Wednesday, February 28, 2024

Lessons from dust

Travel can be fraught with peril or challenges. One prepares with preparation, research, packing, and the hope that such will enable a successful journey whether for business or pleasure. One also asks for blessing from the almighty. Trepidation about the potential for peril brings to mind: “All go to one place: all are from the dust, and all return to dust.”

While we ultimately go to one place, the modern airport is a mixer. Folks arriving, going to their destination; others arrive to transfer to their destination, or take the next step to their destination. Walking through this airport, I notice my shoes are still colored with the red road dust we picked up on our travels. Only 4% of the roads in Uganda are paved hence our accumulation of dust. “All are from the dust, and all return to dust.”

How big is Uganda? As a native Rhode Islander, I always find it interesting to put things in perspective. How big is Uganda compared to RI? 100, yes, one more than 99, and not just a round number. 100 RIs would fit within Uganda. 11 Massachusetts would fit. So that may help explain how we spent 20 days there and really did not see it all, no matter how much dust we collected. “All are from the dust, and all return to dust.”

Uganda is one of the poorest countries in Africa. The country has been struggling to properly utilize their resources. 60% of the population live on an average $1.25/day. When one finds out that there is also 40% unemployment, that helps to explain. Each community has a street market. Street vendors sell many of the same items; mattresses, food & produce, hand crafted wooden furniture, welded steel gates & doors. All of these are also cleaned daily to wipe away the dust. “All are from the dust, and all return to dust.”

Uganda is referred to as the “pearl of Africa.” Interesting image. Oysters make pearls. I quote: “The formation of a natural pearl inside an oyster begins when a foreign substance slips into the oyster between the mantle and the shell, which irritates the mantle. It's kind of like the oyster getting a splinter. The oyster's natural reaction is to cover up that irritant by encapsulating the interloper, thereby protecting itself. The mantle covers the irritant with layers of the same nacre substance that is used to create the shell, and these concentric layers of nacre will eventually form a pearl”. To continue the analogy, the continent has provided Uganda with a varied landscape, from the savanna, across rivers and valleys to mountains. With resources (minerals in the ground), and wild animals (in natural environments). A speck of sand (or dust) can not create a pearl. That item can be expelled by the oyster. Dust however is accumulated by all visitors. “All are from the dust, and all return to dust.”

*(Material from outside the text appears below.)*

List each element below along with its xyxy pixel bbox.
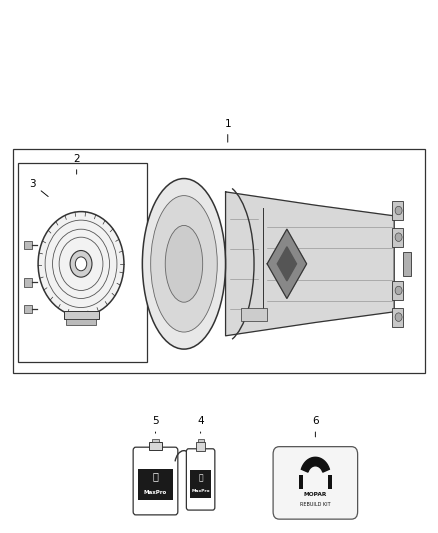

One of the key resources available are the wildlife; giraffe, elephant, water buffalo, warthogs, chimpanzees, the mountain gorilla and a variety of antelope to name only a few. Viewing these majestic animals in their habitat is an amazing experience. They live off the land, or each other, that most of the time is pleasant and peaceful. They have life's basic needs to be busy about; food, shelter, caring for each other, and their young. Fortunate to be only a few feet away from a rather large alpha male silverback gorilla, we both took a deep breath, and listened to the jungle. “All are from the dust, and all return to dust.”

Our travels, approximately 1800 miles over 20 days, provided me with a deeper understanding of how Uganda is “the pearl of Africa.” The people are so much like us. They desire similar things, a good home, opportunity for their children, they enjoy dancing, and singing, etc. Their opportunity by being born in Uganda rather than elsewhere presents a challenge for them. However, their spirit is good. They take things in due course. The sun will rise tomorrow. “All are from the dust, and all return to dust.”

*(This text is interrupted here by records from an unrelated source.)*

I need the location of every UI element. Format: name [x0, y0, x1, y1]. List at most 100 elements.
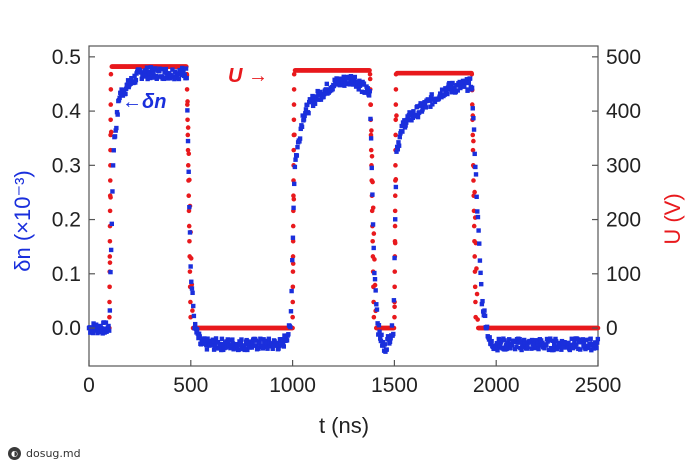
dn-point [506, 342, 511, 348]
right-tick-label: 0 [606, 317, 618, 340]
u-point [474, 291, 480, 297]
dn-point [581, 341, 587, 347]
dn-point [387, 339, 393, 344]
right-tick-label: 400 [606, 100, 641, 123]
dn-point [103, 320, 109, 325]
right-tick-label: 300 [606, 154, 641, 177]
dn-point [253, 338, 258, 343]
dn-point [522, 341, 528, 346]
dn-point [580, 339, 585, 344]
dn-point [299, 124, 305, 130]
dn-point [504, 346, 509, 352]
dn-point [274, 340, 279, 346]
watermark-text: dosug.md [26, 447, 81, 460]
dn-point [114, 125, 119, 131]
dn-point [230, 337, 235, 342]
dn-point [192, 321, 198, 327]
dn-point [471, 115, 476, 121]
dn-point [114, 109, 120, 115]
u-point [367, 76, 373, 82]
u-point [290, 314, 295, 320]
dn-point [351, 77, 357, 82]
u-point [186, 151, 192, 157]
dn-point [219, 336, 225, 342]
dn-point [106, 323, 111, 329]
dn-point [106, 328, 112, 333]
dn-point [305, 102, 310, 108]
dn-point [369, 165, 374, 171]
dn-point [277, 343, 282, 348]
dn-point [395, 147, 401, 152]
dn-point [330, 87, 335, 92]
watermark: ◐ dosug.md [6, 446, 85, 461]
dn-point [555, 344, 561, 350]
dn-point [479, 281, 484, 287]
dn-point [594, 345, 599, 351]
dn-point [184, 75, 189, 81]
dn-point [226, 340, 231, 346]
dn-point [341, 74, 346, 80]
dn-point [104, 329, 109, 334]
dn-point [276, 346, 281, 351]
dn-point [376, 323, 382, 328]
dn-point [496, 336, 502, 342]
dn-point [544, 342, 549, 347]
u-point [291, 147, 297, 153]
plot-frame [88, 45, 599, 367]
dn-point [578, 347, 583, 352]
dn-point [538, 338, 544, 343]
dn-point [258, 336, 263, 341]
dn-point [143, 68, 148, 73]
dn-point [245, 341, 251, 347]
dn-point [508, 345, 513, 351]
annotation-u: U → [228, 65, 268, 87]
u-point [371, 284, 376, 290]
u-point [185, 163, 191, 168]
dn-point [557, 342, 563, 347]
dn-point [198, 342, 204, 347]
left-tick-label: 0.3 [52, 154, 81, 177]
dn-point [257, 341, 262, 346]
dn-point [151, 71, 156, 76]
left-tick-label: 0.2 [52, 209, 81, 232]
dn-point [553, 339, 559, 344]
u-point [473, 314, 478, 320]
u-point [368, 132, 374, 138]
dn-point [371, 245, 376, 251]
dn-point [155, 75, 160, 80]
dn-point [149, 66, 155, 71]
u-point [188, 299, 193, 305]
dn-point [357, 83, 363, 88]
dn-point [409, 118, 414, 123]
dn-point [409, 111, 415, 117]
dn-point [445, 91, 450, 97]
dn-point [558, 344, 563, 350]
dn-point [256, 346, 261, 351]
ticks-layer: 0.0 0.1 0.2 0.3 0.4 0.5 0 100 200 300 400 500 0 500 10… [52, 46, 641, 397]
dn-point [286, 332, 291, 337]
dn-point [93, 328, 98, 333]
dn-point [116, 98, 122, 103]
dn-point [353, 84, 359, 89]
dn-point [189, 279, 194, 284]
dn-point [384, 347, 389, 352]
dn-point [266, 336, 272, 341]
dn-point [90, 330, 96, 336]
dn-point [110, 163, 116, 168]
dn-point [542, 346, 547, 351]
dn-point [442, 92, 447, 97]
u-point [393, 178, 398, 183]
u-point [108, 71, 114, 77]
u-point [186, 208, 192, 214]
dn-point [452, 85, 457, 90]
dn-point [202, 340, 208, 345]
dn-point [108, 269, 113, 275]
dn-point [312, 101, 318, 106]
dn-point [239, 337, 244, 342]
u-point [107, 238, 113, 244]
dn-point [427, 98, 432, 103]
u-point [186, 178, 191, 183]
dn-point [356, 87, 361, 92]
dn-point [378, 336, 383, 341]
u-point [185, 102, 190, 107]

While traveling, I was surprised to find internet access much more prevalent than I expected. In a lull moment catching up on world news, an article in The Guardian caught my attention. It talked of the art curator who cleans Michelangelo’s David and who is quoted as saying about her work: “You know when you clean a bathroom, you clean and clean and think you’ve done a great job but then you spot some dust and wonder ‘where did that come from?’,” Cecilie Hollberg said on Monday. “This is what it’s like. Dust is everywhere.” “All are from the dust, and all return to dust.”

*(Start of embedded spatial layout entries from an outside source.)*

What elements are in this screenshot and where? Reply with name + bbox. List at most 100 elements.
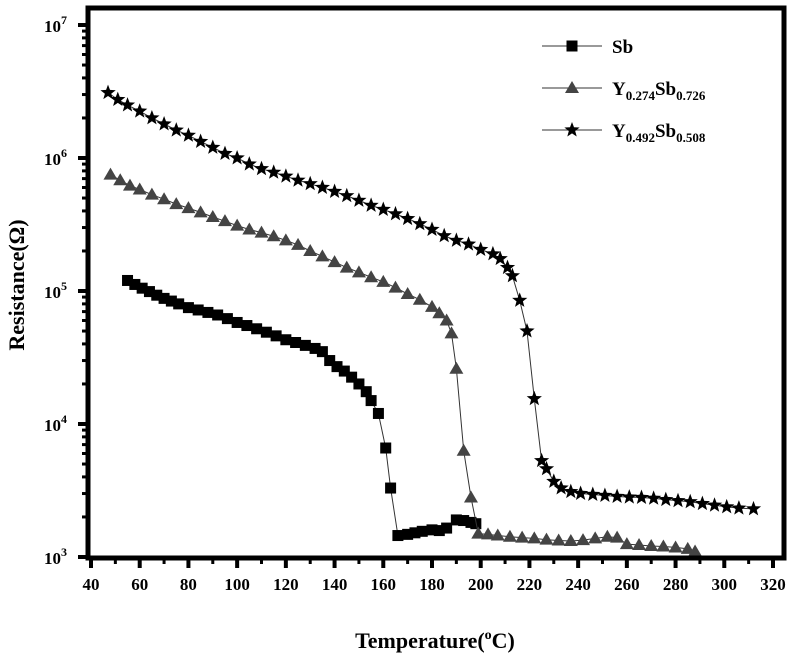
data-point-triangle	[266, 229, 281, 242]
data-point-triangle	[471, 526, 486, 539]
y-tick-exp: 3	[61, 545, 67, 559]
data-point-star	[538, 460, 555, 476]
data-point-star	[546, 473, 562, 488]
data-point-star	[670, 492, 686, 508]
data-point-square	[402, 528, 414, 540]
data-point-triangle	[217, 214, 232, 227]
data-point-square	[182, 302, 194, 314]
data-point-triangle	[103, 167, 118, 180]
data-point-triangle	[444, 326, 459, 339]
data-point-triangle	[688, 544, 703, 557]
data-point-triangle	[600, 529, 615, 542]
data-point-star	[156, 116, 172, 131]
x-tick-label: 180	[419, 575, 445, 594]
data-point-triangle	[563, 533, 578, 546]
data-point-triangle	[644, 538, 659, 551]
y-tick-base: 10	[44, 17, 61, 36]
data-point-square	[202, 306, 214, 318]
chart-marks	[100, 84, 762, 557]
data-point-square	[231, 316, 243, 328]
data-point-star	[658, 491, 674, 507]
x-tick-label: 160	[371, 575, 397, 594]
legend-text-part: Sb	[655, 121, 676, 142]
legend-subscript: 0.508	[676, 130, 706, 145]
series-1	[103, 167, 703, 557]
data-point-star	[412, 215, 428, 231]
legend-subscript: 0.726	[676, 88, 706, 103]
data-point-triangle	[551, 533, 566, 546]
data-point-star	[132, 103, 148, 118]
y-tick-base: 10	[44, 283, 61, 302]
data-point-triangle	[456, 443, 471, 456]
x-axis-title-sup: o	[485, 628, 492, 643]
data-point-triangle	[181, 201, 196, 214]
data-point-square	[346, 371, 358, 383]
data-point-square	[251, 323, 263, 335]
data-point-star	[553, 480, 569, 495]
data-point-triangle	[400, 286, 415, 299]
legend-text-part: Y	[612, 121, 626, 142]
y-tick-label: 104	[44, 412, 67, 435]
data-point-square	[221, 313, 233, 325]
data-point-square	[241, 320, 253, 332]
data-point-star	[745, 500, 762, 516]
series-0	[122, 274, 482, 542]
data-point-square	[372, 407, 384, 419]
data-point-square	[122, 274, 134, 286]
data-point-star	[110, 91, 126, 106]
data-point-star	[534, 452, 550, 468]
data-point-star	[633, 489, 650, 504]
y-tick-exp: 5	[61, 279, 67, 293]
data-point-star	[499, 259, 516, 275]
data-point-star	[585, 486, 601, 501]
data-point-square	[360, 386, 372, 398]
data-point-star	[375, 201, 391, 216]
y-tick-base: 10	[44, 150, 61, 169]
data-point-triangle	[242, 222, 257, 235]
data-point-star	[519, 323, 535, 338]
x-axis-title-main: Temperature(	[355, 628, 485, 653]
data-point-star	[229, 150, 245, 165]
data-point-square	[450, 514, 462, 526]
data-point-star	[119, 97, 136, 112]
data-point-square	[324, 355, 336, 367]
data-point-triangle	[515, 530, 530, 543]
y-tick-label: 106	[44, 146, 67, 169]
data-point-triangle	[193, 205, 208, 218]
data-point-star	[100, 84, 116, 100]
data-point-star	[327, 183, 343, 198]
data-point-triangle	[463, 490, 478, 503]
data-point-star	[731, 500, 747, 515]
data-point-triangle	[113, 173, 128, 186]
data-point-triangle	[619, 537, 634, 550]
data-point-square	[290, 336, 302, 348]
data-point-square	[212, 309, 224, 321]
y-tick-exp: 4	[61, 412, 67, 426]
x-tick-label: 60	[131, 575, 148, 594]
data-point-star	[241, 156, 257, 171]
axis-ticks: 40 60 80 100 120 140 160 180 200 220 240 260 280 300 3…	[44, 13, 786, 594]
data-point-star	[621, 489, 637, 504]
data-point-star	[719, 498, 735, 514]
data-point-star	[424, 221, 440, 236]
legend-subscript: 0.274	[626, 88, 656, 103]
data-point-star	[351, 192, 367, 207]
y-axis-title: Resistance(Ω)	[4, 219, 29, 350]
data-point-square	[129, 278, 141, 290]
data-point-square	[192, 304, 204, 316]
data-point-star	[387, 205, 404, 221]
legend-marker-square	[566, 40, 578, 52]
data-point-square	[158, 292, 170, 304]
data-point-square	[270, 330, 282, 342]
x-tick-label: 240	[565, 575, 591, 594]
data-point-triangle	[254, 225, 269, 238]
data-point-triangle	[425, 299, 439, 312]
x-tick-label: 280	[663, 575, 689, 594]
legend-marker-star	[564, 122, 580, 137]
y-tick-exp: 6	[61, 146, 67, 160]
y-tick-label: 105	[44, 279, 67, 302]
data-point-square	[433, 525, 445, 537]
data-point-triangle	[632, 538, 647, 551]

In summary, when you happen to travel, prepare & prepare, trust the process, look out for one another, there will be bumps in the road, this too shall pass, be watchful, the world around us is a wonderful thing. Be curious. Take some time to process it all. Approach life with the dust pan, gathering dust, and then moving to catch the next line, now smaller, then the next line, still smaller. Repeat and repeat. “All are from the dust, and all return to dust.”